Speech is not an end-in-itself or mere exercise in self-expression. Rightly understood, speech is a manifestation of reason, the quintessential function of which is to communicate ideas and inquire into their truth or falsity, their justice or injustice.  Hence, speech is an intellectual-moral phenomenon.  To divorce speech from truth is to relegate this distinctively human faculty to a mere instrument of self-aggrandizement and to reject the biblical concept of man’s creation in the image of G-d.  This is the current tendency of liberal democracy, a tendency that degrades man and makes a mockery of his right to freedom of speech.

It cannot be said too often – it is hardly said at all – that if freedom of speech is divorced from truth, democracy is no more justifiable than tyranny.  More precisely, if there are no objective standards by which to distinguish right from wrong, or modesty from shamelessness – whether in speech or in behavior – then there are no rational grounds for preferring democracy to totalitarianism.

Notice, moreover, that the denial of objective moral standards does not logically justify the toleration of all lifestyles.
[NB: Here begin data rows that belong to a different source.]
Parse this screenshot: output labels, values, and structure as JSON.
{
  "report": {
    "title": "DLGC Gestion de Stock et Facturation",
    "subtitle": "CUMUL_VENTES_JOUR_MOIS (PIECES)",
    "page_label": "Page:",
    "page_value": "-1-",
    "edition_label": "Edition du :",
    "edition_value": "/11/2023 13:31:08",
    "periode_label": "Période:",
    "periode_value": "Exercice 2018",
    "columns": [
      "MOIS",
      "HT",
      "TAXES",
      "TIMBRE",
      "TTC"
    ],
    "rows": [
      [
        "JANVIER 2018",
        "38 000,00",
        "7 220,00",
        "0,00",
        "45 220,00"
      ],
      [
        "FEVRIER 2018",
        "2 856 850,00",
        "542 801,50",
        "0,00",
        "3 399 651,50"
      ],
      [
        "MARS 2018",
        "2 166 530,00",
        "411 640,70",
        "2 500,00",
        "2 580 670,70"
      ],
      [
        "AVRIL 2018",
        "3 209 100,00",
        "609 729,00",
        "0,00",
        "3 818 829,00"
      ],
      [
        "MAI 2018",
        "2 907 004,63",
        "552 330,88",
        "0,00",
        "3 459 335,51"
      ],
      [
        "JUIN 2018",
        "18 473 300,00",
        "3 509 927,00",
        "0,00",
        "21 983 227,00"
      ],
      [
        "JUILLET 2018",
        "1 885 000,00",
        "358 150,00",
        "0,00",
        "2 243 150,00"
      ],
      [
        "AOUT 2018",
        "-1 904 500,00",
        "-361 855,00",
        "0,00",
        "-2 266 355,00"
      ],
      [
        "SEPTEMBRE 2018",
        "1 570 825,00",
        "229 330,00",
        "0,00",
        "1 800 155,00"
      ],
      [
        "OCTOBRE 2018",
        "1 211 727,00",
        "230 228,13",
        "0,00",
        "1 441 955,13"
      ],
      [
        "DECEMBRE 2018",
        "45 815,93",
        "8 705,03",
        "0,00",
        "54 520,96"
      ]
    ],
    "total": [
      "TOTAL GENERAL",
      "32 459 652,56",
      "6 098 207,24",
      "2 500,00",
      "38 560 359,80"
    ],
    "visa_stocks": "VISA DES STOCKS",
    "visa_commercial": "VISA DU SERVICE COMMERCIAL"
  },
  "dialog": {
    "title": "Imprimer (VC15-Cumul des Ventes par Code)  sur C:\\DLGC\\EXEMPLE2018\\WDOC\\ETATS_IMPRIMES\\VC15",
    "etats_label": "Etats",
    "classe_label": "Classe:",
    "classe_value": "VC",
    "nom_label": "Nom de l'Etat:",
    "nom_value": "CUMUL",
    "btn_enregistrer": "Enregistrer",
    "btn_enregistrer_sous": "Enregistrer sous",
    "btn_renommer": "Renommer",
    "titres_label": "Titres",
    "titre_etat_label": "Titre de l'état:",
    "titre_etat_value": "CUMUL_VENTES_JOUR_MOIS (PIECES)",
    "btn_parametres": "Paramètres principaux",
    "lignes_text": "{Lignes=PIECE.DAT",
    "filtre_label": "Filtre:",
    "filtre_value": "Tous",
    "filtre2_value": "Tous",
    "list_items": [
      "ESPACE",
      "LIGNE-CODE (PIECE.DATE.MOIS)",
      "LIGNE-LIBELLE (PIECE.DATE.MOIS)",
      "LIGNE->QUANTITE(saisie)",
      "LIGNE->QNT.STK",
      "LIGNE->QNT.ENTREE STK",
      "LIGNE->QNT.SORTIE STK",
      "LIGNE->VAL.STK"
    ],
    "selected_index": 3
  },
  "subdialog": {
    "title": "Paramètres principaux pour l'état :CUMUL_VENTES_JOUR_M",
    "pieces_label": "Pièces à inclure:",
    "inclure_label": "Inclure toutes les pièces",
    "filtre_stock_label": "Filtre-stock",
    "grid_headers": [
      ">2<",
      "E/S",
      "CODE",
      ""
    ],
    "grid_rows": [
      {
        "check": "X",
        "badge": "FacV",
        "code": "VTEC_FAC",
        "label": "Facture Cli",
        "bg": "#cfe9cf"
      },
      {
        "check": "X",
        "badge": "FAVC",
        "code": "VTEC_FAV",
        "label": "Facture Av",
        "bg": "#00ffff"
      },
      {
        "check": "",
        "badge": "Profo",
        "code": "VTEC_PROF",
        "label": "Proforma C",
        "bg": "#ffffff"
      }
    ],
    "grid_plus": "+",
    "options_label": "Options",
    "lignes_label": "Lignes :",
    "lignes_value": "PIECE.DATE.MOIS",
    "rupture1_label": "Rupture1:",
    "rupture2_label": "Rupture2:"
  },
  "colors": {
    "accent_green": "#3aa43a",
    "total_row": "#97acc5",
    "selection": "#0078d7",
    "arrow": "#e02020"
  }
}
Moral relativism undermines any objective grounds for preferring tolerance to intolerance, hence freedom of speech to censorship.

It has been said that the only rational defense of freedom of speech or of intellectual freedom is that it can facilitate the quest for truth, including the truth about how man should live.  But no such quest can even begin unless we already know, in some general and authoritative way, what is right and wrong.  Clearly, the claim to academic freedom can have no justification unless it is commonly understood that it is wrong to cheat or deceive, to plagiarize or steal, to defame or murder.  This suggests that moral relativists, who very much dominate the academic world, take civilization for granted.

The true father of civilization is none other than Abraham who, by discovering the Creator of man, discovered the moral unity of human nature.  The moral unity of human nature presupposes the rule of reason over self-regarding passions, of moral suasion over brute force and arbitrariness.  It is in this light that we are to understand the destruction of Sodom.  G-d tolerates Abraham’s questioning because Abraham’s speech is not a mere ventilation of emotion. To be sure, Abraham is the exemplar of compassion. But Abraham’s compassion is informed by truth, that is, by his knowing the difference between righteousness and wickedness.  Apart from such knowledge, freedom of speech is noise or nonsense.